Hukuki güvenlik ilkesi, hukuk kurallarında sık sık değişiklikler yapılarak hukuki istikrarı ve belirliliği yok eden kurallar ihdas edilmemesi, geriye yürüyen kuralların kazanılmış haklara dokunmadan bireylerin temel hak ve özgürlüklerini güvence altına alması gerektiğini ifade eder. Bu ilke, temel haklarda korunan ortak bir değerdir ve hukuk devleti ilkesinin olmazsa olmaz koşuludur. Anayasa’nın bütününe egemen olan temel bir ilke görünümündedir. Hukuk devleti ilkesi, en kısa tanımıyla; “vatandaşların hukuki güvenlik içinde bulundukları, devletin eylem ve işlemlerinin hukuk kurallarına bağlı olduğu bir sistemi anlatır.” Hukuk devleti hukuk normlarının öngörülebilir olmasını, bireylerin tüm işlem ve eylemlerinde devlete güven duyabilmesini, devletin de yasal düzenlemelerinde bu güven duygusunu zedeleyici yöntemlerden kaçınmasını gerektirir.[iii]

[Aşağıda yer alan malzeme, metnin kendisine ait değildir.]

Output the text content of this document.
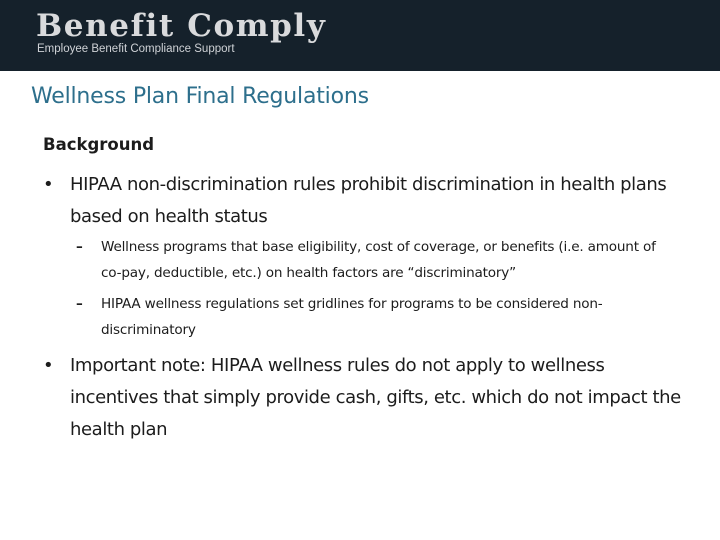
Benefit Comply
Employee Benefit Compliance Support
Wellness Plan Final Regulations
Background
• HIPAA non-discrimination rules prohibit discrimination in health plans based on health status
– Wellness programs that base eligibility, cost of coverage, or benefits (i.e. amount of co-pay, deductible, etc.) on health factors are “discriminatory”
– HIPAA wellness regulations set gridlines for programs to be considered non-discriminatory
• Important note: HIPAA wellness rules do not apply to wellness incentives that simply provide cash, gifts, etc. which do not impact the health plan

Hukuki güvenlik ilkesinin anlamı ve kapsamını belirlemede, esas alınması gereken iki temel ilke vardır. Bunlar, geriye yürümezlik ilkesi ve kazanılmış haklara saygı ilkesidir.

Geriye yürümezlik ilkesi, hukuk kurallarının zaman bakımından uygulanmasıyla ilgili temel bir ilkedir. Bu ilke hukuk kurallarının zaman bakımından uygulanmasında en dikkat çekici olan ilkedir. Bu ilke; yürürlüğe giren yeni kuralın yürürlük tarihinden önceki dönemde hukuki sonuçlar doğurmasını yasaklayan ve kuralın ancak yürürlüğe girdiği tarihten sonraki olaylara uygulanmasını emreden hukukun genel prensibidir.

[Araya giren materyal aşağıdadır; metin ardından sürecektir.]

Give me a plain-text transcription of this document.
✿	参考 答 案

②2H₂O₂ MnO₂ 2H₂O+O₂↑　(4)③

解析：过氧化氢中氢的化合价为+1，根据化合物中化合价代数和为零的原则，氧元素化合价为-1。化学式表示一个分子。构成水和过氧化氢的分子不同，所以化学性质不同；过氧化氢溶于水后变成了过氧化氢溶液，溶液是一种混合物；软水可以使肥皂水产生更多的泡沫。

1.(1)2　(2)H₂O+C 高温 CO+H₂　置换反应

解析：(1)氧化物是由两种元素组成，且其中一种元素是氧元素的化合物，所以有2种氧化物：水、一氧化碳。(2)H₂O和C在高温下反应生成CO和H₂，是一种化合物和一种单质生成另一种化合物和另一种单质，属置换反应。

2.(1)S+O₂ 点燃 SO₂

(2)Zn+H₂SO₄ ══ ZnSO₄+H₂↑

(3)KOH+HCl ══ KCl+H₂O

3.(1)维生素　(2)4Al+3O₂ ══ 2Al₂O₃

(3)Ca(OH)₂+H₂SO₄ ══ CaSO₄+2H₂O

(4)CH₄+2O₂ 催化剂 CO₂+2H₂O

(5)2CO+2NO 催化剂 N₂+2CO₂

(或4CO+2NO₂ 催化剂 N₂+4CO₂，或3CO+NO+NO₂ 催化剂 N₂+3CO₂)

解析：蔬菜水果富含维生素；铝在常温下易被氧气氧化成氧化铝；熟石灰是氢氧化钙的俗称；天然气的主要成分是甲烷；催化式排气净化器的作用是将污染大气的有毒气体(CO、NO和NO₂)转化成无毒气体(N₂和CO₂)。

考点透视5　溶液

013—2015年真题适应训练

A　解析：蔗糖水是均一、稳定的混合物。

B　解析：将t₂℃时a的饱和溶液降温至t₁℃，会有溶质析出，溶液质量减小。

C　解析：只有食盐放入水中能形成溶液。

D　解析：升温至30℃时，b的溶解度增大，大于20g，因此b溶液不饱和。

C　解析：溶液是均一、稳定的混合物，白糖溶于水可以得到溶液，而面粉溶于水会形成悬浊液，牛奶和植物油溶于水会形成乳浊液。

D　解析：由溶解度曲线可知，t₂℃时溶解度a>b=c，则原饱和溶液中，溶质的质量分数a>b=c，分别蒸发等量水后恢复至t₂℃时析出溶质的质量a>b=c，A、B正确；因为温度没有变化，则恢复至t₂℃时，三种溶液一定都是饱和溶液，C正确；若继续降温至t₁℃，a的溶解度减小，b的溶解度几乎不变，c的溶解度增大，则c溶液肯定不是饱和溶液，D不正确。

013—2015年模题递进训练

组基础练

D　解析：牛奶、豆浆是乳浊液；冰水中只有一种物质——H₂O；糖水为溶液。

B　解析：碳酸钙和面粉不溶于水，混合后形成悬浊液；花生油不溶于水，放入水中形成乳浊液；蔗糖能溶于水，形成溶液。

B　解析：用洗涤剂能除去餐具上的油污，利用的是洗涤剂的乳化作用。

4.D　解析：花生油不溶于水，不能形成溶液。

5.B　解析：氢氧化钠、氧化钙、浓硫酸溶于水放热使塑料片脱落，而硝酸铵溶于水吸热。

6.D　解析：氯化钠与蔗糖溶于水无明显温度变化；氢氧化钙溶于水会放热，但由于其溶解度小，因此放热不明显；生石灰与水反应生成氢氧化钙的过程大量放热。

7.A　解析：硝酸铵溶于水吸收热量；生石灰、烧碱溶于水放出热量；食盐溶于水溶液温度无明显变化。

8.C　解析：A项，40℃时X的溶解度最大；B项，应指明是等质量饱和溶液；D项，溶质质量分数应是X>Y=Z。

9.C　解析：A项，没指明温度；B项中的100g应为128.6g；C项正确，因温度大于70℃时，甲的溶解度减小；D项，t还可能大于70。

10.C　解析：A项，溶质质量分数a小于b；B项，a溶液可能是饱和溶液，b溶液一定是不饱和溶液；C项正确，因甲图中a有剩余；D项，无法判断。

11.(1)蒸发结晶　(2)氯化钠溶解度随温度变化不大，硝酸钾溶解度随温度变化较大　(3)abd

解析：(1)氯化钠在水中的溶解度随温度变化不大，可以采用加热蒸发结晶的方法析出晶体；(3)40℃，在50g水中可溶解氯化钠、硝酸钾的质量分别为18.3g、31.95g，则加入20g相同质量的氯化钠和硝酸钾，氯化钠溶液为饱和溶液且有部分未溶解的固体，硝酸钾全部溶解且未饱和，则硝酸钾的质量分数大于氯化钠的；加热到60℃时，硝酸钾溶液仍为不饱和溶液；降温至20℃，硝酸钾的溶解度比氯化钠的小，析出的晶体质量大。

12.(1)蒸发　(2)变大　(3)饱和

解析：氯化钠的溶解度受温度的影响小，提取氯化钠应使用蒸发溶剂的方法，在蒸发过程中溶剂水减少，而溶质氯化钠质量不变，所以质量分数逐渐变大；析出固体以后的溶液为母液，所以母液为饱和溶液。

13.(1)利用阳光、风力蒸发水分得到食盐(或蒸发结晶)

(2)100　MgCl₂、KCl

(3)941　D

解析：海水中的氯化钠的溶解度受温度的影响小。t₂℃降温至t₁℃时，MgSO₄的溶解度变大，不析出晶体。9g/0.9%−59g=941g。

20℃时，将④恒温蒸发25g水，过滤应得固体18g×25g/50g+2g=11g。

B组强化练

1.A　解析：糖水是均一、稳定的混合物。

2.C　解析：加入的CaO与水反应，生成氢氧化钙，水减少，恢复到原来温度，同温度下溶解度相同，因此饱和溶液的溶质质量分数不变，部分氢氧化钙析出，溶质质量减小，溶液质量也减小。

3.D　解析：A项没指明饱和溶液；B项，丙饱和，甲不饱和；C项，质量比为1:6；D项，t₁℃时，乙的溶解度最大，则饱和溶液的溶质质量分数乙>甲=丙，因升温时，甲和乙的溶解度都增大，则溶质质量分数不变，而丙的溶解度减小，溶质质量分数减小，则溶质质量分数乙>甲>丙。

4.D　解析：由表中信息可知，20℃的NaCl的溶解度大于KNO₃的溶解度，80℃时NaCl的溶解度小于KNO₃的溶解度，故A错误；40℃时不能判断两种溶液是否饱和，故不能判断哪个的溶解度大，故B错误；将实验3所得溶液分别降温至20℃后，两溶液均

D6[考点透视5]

Kazanılmış hak; doğumu anında hukuka uygun olarak tamamlanmış ve böylece kişiye özgü lehte sonuçlar doğurmuş, daha sonra mevzuat değişikliği ya da işlemin geri alınması gibi nedenlere rağmen hukuk düzenince korunması gereken haktır. Kazanılmış haklara saygı ilkesi, hukuk devletinde bulunması ve uyulması gereken mutlak bir zorunluluk; devlet ve idareciler için bir yükümlülüktür.[iv]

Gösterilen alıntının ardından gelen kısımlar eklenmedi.